The world’s rich are watching the Norway wealth tax debate

Norway has a wealth tax that levies a tax of up to 1.1% annually on all assets over $170,000, even if those assets are the unrealized gains from a paper valuation of a startup or the rise of unsold crypto holdings. Hundreds of Norwegian millionaires—many of them who have no income and live entirely off their assets—have fled the country to avoid the tax, the FT reports.

Bond market is worrying about “fiscal dominance”

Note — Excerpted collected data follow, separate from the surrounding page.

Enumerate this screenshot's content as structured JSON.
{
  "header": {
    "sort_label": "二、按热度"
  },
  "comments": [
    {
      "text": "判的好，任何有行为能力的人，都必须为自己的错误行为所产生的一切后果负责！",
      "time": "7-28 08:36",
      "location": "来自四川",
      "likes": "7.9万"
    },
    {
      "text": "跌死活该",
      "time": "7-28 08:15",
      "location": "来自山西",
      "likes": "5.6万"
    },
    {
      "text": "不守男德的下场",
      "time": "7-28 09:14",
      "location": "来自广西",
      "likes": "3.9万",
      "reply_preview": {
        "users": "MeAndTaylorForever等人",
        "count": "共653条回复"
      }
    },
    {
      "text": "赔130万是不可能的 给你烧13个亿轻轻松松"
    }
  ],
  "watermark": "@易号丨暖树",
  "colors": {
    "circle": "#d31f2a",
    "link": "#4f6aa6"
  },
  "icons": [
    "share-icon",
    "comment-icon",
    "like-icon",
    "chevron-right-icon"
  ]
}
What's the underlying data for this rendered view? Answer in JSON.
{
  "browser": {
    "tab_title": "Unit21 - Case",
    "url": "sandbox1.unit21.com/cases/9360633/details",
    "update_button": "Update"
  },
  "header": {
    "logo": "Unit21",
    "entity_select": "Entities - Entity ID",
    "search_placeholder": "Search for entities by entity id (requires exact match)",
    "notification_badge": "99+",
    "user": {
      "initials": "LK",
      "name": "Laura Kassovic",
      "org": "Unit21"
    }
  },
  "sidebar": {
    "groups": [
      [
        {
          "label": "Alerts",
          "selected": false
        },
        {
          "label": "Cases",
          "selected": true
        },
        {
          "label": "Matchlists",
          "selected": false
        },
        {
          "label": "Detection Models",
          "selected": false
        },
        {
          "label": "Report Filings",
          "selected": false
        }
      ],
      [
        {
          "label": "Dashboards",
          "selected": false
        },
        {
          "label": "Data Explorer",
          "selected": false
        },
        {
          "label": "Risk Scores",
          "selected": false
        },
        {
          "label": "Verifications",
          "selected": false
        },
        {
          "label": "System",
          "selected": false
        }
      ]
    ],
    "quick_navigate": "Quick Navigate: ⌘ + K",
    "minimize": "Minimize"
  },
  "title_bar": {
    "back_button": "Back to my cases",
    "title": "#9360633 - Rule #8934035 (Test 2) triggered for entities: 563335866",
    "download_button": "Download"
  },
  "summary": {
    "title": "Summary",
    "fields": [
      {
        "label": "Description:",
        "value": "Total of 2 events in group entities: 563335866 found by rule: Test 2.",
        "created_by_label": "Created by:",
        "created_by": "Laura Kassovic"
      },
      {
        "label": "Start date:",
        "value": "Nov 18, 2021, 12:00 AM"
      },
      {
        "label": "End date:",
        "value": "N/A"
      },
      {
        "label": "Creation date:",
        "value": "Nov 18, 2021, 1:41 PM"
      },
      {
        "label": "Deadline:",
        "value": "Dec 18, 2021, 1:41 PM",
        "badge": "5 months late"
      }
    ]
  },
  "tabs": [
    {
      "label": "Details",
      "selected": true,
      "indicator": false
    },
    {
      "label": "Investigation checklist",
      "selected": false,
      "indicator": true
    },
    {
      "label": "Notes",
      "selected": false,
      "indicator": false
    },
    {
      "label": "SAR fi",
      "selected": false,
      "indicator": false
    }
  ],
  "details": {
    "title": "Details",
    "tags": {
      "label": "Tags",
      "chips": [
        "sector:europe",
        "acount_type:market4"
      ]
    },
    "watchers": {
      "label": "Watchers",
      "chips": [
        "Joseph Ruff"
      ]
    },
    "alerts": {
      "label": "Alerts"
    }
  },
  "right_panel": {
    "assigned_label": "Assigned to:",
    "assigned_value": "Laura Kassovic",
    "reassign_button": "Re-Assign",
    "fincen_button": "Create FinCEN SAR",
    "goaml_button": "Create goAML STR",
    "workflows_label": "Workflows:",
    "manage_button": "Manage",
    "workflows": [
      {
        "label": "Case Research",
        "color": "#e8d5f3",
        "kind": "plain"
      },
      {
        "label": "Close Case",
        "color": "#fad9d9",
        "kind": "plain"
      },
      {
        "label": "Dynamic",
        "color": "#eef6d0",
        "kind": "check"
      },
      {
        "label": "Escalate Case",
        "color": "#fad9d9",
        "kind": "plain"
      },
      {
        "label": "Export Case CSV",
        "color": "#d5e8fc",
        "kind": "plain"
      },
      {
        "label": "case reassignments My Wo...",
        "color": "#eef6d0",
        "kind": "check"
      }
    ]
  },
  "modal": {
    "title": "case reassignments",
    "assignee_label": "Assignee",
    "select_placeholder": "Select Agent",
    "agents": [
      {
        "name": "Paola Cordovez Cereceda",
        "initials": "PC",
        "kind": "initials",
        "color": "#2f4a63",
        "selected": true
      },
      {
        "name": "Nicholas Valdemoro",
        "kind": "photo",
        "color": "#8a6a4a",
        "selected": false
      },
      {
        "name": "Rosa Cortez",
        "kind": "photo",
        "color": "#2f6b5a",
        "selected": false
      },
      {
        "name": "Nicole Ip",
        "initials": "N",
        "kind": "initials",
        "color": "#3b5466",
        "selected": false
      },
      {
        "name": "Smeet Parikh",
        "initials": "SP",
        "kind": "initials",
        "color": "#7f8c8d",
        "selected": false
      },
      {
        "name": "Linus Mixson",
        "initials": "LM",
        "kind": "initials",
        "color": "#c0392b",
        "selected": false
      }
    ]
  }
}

The U.S. bond market yield curve steepened recently—meaning that long-term yields are sharply higher than short-term yields—and analysts think it’s because investors are guessing that the Fed might buckle to political demands to keep interest rates low so that the government’s debt commitments get cheaper. Such a move risks an increase in inflation.

Global selloff in tech stocks

Investors were spooked yesterday by a report from MIT that said 95% of corporate AI experiments were failures and because OpenAI CEO Sam Altman said AI investing may have entered a bubble era. The Nasdaq Composite declined 1.46% yesterday. SoftBank declined 9.2% on Wednesday, TSMC was down 1.69%, and Foxxconn (Hon Hai Precision Industry) sunk 2.16%.

Morgan Stanley: AI will affect 90% of jobs in some way

According to new Morgan Stanley research, AI will affect 90% of jobs in some way—and cut nearly $1 trillion out of the annual budget of S&P 500 companies. Those savings will mostly come from a drop in payroll expenses and the automation of certain routine tasks.

Home Depot reports earnings

Home Depot CEO Ted Decker noted that consumers are holding off on larger home-improvement projects due to concerns about the economy during the company’s earnings call on Tuesday. Despite that, the company posted solid earnings with $45.28 billion in revenue for the most recent quarter.

The markets

S&P 500 futures were down 0.17% this morning, premarket, after the index closed down 0.59% yesterday. STOXX Europe 600 was down 0.12% in early trading. The U.K.’s FTSE 100 was down 0.16% in early trading. Japan’s Nikkei 225 was down 1.51%. China’s CSI 300 was up 1.14%. The South Korea KOSPI was down 0.68%. India’s Nifty 50 was up 0.35% before the end of the session. Bitcoin fell to $113.9K.